Demonstrating meaningful use will be a challenging process for many nephrologists. However, the core measures without a threshold reviewed above should not be difficult to achieve. In the coming weeks, I will review some of the tougher hurdles to clear that stand between you and the successful demonstration of meaningful use. Happy Holidays.
Randy Gertner says
Today I learned a good one. I did not know that lisinopril and lithium can interact, and lead to elevated lithium levels. Althought we all deal with alert fatigue, I find the benefits of the drug-drug interaction in the ERx tool invaluable. I was also “caught” on cyclosporin and lipitor—-one has to lower the lipitor dose when starting cyclosporin. My only wish for the EMR programs would be to allow us to “turn off” a particular alert if we wanted. For example, I know about cardura and “caution with the elderly.” I wish I could click a button “do not show me this alert again.”
Randy Gertner says
I was on call and received a call to fill some potassium. The k was low, so I chose KDUR. Alas, I get an alert. It is not a minor one, but DrFirst stated it was a major interaction. That is new (for me) for a k supplement. Turns out the patient has COPD. He was on ipratropium. The latter can cause decreased gut motility, and cause a solid k pill to rest on the stomach lining. There is a high chance of gastric ulcers, bleeding, and perforation with this drug interaction. The blurb and reference from DrFirst was excellent. I changed the medication to KLOR (liquid) and everything was ok. I think we see here the power of the government incentive. They encouraged us to go electronic to prevent an error like this.

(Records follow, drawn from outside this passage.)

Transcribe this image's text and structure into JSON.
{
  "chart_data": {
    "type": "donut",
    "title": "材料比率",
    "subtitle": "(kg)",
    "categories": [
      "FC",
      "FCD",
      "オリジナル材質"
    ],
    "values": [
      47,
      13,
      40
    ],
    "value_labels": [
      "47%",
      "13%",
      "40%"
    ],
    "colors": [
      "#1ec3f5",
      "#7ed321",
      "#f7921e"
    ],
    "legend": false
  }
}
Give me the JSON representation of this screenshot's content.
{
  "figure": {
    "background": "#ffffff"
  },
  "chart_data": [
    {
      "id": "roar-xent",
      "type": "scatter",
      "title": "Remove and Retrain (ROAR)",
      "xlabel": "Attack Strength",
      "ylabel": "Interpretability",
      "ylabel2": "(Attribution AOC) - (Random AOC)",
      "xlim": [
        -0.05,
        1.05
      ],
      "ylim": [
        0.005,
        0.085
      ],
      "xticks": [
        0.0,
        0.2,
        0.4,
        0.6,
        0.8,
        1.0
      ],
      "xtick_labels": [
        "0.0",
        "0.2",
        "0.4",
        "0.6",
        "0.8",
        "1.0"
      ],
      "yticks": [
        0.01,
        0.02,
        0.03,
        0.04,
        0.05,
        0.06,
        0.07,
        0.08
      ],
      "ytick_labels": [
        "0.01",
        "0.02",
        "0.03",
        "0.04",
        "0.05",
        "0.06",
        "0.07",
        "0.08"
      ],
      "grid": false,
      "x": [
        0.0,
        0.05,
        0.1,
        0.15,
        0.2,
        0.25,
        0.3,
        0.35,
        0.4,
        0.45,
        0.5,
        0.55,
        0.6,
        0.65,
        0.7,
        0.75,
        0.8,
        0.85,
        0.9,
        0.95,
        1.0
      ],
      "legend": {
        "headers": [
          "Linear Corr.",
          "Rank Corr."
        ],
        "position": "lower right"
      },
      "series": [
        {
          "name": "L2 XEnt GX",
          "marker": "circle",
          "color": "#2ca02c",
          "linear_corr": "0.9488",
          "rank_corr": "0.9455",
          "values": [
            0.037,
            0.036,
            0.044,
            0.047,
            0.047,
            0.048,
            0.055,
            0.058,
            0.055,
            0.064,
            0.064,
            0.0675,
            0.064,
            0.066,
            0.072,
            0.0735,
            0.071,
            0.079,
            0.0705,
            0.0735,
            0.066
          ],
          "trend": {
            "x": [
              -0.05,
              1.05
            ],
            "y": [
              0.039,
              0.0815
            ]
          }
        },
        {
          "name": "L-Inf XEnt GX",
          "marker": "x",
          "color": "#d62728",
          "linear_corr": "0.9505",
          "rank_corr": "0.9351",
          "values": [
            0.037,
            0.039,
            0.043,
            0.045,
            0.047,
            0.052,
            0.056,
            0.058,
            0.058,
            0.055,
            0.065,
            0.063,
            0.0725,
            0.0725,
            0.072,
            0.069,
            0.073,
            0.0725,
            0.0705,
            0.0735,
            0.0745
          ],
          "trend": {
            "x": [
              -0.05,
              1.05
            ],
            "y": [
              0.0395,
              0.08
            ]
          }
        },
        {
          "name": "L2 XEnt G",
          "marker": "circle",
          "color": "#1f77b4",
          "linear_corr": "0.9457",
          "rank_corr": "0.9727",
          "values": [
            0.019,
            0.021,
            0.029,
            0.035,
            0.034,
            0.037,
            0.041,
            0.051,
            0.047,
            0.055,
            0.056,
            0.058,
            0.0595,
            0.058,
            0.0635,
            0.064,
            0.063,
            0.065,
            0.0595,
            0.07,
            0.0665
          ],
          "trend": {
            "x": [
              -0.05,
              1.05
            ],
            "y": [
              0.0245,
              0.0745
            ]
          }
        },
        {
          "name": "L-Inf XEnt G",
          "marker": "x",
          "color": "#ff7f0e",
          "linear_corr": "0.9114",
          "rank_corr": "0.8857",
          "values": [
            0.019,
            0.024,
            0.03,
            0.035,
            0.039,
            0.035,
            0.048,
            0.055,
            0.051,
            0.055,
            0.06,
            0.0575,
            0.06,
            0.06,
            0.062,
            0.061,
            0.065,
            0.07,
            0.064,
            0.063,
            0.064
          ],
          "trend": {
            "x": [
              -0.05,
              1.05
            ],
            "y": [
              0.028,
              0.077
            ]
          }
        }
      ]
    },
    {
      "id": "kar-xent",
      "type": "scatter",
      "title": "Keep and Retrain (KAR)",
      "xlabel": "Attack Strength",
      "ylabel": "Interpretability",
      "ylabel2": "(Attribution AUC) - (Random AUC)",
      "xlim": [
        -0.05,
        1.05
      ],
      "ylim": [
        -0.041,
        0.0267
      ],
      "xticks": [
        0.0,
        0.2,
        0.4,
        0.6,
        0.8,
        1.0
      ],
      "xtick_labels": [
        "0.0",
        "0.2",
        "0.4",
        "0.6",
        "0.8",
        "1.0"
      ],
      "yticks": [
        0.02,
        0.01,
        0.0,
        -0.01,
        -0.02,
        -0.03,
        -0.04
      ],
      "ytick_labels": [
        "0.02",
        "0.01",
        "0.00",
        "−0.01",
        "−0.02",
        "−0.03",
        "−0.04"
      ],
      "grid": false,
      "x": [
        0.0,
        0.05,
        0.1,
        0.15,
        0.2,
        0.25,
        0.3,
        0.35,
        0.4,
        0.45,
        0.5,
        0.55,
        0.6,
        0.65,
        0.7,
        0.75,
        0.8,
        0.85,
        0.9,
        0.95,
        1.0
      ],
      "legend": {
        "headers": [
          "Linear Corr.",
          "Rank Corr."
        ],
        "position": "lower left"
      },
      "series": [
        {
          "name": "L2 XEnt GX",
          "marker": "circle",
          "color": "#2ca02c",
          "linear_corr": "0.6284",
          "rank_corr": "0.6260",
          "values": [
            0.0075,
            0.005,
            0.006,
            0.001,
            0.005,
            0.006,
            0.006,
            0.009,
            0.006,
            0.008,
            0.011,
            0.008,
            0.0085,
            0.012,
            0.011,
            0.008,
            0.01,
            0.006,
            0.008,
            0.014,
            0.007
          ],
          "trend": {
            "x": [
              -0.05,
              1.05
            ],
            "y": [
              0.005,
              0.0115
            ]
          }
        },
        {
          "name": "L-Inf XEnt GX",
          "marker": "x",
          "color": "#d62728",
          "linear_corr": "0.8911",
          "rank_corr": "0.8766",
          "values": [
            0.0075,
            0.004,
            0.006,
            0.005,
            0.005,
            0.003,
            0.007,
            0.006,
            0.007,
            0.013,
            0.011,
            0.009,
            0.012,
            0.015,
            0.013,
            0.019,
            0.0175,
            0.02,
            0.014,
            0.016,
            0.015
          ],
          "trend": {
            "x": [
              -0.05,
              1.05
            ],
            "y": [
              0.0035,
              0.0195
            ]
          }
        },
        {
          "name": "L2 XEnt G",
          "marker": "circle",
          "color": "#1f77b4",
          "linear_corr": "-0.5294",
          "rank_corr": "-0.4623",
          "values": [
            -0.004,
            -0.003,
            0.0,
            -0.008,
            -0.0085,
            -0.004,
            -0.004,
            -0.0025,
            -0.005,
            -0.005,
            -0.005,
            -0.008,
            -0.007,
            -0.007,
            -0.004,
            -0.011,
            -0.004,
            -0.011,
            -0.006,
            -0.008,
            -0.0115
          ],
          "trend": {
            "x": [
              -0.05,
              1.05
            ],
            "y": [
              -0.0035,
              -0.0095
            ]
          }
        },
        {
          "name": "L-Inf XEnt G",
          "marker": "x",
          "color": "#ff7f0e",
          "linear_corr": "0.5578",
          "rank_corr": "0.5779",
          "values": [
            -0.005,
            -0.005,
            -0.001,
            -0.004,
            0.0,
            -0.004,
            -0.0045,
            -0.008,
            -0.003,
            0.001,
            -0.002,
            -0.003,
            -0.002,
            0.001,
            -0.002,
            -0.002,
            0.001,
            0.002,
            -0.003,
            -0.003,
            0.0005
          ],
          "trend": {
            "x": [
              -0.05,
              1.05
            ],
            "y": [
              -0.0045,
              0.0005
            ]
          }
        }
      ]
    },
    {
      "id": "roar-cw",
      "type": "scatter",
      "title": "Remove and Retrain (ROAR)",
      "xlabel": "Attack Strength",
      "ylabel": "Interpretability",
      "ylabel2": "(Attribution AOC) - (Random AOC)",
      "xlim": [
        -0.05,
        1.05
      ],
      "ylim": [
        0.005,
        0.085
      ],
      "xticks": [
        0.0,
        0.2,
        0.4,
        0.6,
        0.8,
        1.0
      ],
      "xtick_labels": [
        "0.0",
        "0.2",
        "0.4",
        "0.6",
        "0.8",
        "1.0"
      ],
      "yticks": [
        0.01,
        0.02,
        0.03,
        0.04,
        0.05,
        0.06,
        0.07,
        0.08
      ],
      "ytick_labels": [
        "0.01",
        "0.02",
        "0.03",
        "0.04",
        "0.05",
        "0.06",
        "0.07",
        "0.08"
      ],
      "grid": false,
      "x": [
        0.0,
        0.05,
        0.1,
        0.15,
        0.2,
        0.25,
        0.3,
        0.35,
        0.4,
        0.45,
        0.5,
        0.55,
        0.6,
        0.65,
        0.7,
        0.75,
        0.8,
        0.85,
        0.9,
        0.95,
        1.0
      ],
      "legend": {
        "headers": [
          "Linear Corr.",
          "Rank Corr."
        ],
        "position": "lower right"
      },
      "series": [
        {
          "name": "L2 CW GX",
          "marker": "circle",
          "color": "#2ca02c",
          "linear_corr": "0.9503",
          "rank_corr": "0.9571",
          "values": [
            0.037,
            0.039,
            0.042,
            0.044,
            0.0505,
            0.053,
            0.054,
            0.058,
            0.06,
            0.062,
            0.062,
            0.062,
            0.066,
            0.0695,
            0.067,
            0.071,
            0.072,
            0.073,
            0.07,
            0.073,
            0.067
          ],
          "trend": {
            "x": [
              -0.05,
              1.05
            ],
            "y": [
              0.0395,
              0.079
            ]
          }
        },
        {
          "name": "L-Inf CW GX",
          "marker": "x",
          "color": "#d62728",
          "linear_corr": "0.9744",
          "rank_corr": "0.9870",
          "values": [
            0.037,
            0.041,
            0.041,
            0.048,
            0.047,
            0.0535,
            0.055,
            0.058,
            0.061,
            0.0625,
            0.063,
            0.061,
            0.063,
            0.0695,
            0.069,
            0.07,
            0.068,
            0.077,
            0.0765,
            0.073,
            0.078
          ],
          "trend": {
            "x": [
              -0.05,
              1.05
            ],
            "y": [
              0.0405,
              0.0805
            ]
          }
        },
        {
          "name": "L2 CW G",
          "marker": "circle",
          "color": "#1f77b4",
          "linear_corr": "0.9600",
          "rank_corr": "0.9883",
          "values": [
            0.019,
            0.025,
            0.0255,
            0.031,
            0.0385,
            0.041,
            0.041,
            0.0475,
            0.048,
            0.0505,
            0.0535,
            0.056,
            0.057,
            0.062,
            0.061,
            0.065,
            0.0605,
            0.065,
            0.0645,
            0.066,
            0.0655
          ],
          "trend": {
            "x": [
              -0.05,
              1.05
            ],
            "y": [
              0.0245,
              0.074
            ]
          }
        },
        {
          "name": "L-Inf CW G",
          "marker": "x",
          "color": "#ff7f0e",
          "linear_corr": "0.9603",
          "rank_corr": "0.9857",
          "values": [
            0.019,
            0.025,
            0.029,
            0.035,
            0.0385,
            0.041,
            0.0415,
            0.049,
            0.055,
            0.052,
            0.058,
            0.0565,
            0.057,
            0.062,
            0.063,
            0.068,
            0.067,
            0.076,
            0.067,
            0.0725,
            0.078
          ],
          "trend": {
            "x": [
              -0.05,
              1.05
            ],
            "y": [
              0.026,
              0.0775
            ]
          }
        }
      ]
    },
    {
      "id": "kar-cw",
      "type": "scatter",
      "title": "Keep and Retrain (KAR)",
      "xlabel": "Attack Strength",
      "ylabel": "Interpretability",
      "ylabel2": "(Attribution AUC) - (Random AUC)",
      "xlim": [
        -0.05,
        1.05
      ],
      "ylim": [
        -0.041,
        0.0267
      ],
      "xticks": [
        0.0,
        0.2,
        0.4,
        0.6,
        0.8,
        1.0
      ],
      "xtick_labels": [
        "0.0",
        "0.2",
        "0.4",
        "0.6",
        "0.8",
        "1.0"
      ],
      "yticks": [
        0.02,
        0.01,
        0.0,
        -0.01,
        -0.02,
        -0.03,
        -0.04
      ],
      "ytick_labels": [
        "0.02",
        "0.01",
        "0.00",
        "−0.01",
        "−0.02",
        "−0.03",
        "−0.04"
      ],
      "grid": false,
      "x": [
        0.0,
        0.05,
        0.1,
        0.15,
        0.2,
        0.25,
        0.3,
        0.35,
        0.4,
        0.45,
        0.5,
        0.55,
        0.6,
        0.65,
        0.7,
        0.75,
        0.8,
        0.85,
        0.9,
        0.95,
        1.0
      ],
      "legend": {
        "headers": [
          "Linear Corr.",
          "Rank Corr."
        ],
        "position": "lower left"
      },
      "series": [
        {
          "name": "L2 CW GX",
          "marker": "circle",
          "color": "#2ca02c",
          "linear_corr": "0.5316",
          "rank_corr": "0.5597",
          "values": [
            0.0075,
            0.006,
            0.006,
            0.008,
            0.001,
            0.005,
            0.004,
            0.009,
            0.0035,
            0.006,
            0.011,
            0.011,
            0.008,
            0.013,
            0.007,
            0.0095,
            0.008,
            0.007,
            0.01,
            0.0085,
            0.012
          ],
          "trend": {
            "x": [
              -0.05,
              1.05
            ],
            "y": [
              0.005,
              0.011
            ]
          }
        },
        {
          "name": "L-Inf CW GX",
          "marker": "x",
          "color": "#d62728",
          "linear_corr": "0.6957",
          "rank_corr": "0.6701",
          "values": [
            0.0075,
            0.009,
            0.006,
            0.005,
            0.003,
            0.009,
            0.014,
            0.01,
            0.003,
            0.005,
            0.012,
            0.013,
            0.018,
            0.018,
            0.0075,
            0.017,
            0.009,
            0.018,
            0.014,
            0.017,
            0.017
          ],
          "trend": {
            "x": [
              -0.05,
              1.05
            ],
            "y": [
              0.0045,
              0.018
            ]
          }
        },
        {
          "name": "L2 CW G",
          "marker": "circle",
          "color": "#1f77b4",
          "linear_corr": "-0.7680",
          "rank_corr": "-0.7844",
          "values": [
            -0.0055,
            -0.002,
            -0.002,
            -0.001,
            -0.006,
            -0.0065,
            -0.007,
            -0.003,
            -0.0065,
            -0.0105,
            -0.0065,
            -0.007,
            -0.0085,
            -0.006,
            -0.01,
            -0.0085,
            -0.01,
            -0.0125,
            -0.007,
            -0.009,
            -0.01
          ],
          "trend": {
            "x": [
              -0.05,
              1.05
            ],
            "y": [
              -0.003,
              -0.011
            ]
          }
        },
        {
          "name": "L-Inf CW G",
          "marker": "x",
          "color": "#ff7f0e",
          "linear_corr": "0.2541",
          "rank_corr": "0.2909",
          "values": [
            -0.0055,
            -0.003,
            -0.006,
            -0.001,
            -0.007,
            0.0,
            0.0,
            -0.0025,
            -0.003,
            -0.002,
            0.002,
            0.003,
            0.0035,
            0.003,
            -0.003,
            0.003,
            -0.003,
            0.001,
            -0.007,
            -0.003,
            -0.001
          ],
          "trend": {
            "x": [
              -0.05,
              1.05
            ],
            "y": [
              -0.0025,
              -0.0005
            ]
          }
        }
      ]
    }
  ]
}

I have some follow up on the lisinopril/lithium interaction listed above. I placed the patient on a baby lisinopril dose (2.5mg). I checked a Li level, and it increased to 2 (normal is .6 to 1.2). The patient and I concluded that it would be too difficult to manage and DC’ed the lisinopril. Compare this to the old way: No Dr.Frist, and no drug drug warning. Then the patient gets admitted with Li toxicity and needs dialysis. Again, the incentive program by the government prevents this type of error and saves the system money.
I find these drug in interaction references very educational. Anyone else out there have educational drug-drug interaction stories?
Randy Gertner says
Can the practice I exchange information with be an Acumen user at another practice across the country (not in my group practice but a separate group practice). It sounds like the answer is no the way I read your blog, but on the CMS website it is a bit more ambiguous to my read. Thank, RG
Terry Ketchersid, Vice President and Medical Officer at HITSG says
That is correct Randy, our understanding is the exchange must be with a seperate instance of the application if it is between practices using the same EHR. Until CMS further clarifies this we are advising our customers to exchange with a practice using a seperate system. Given the specialty specific nature of our application, in most instances this would prove to be the real world situation.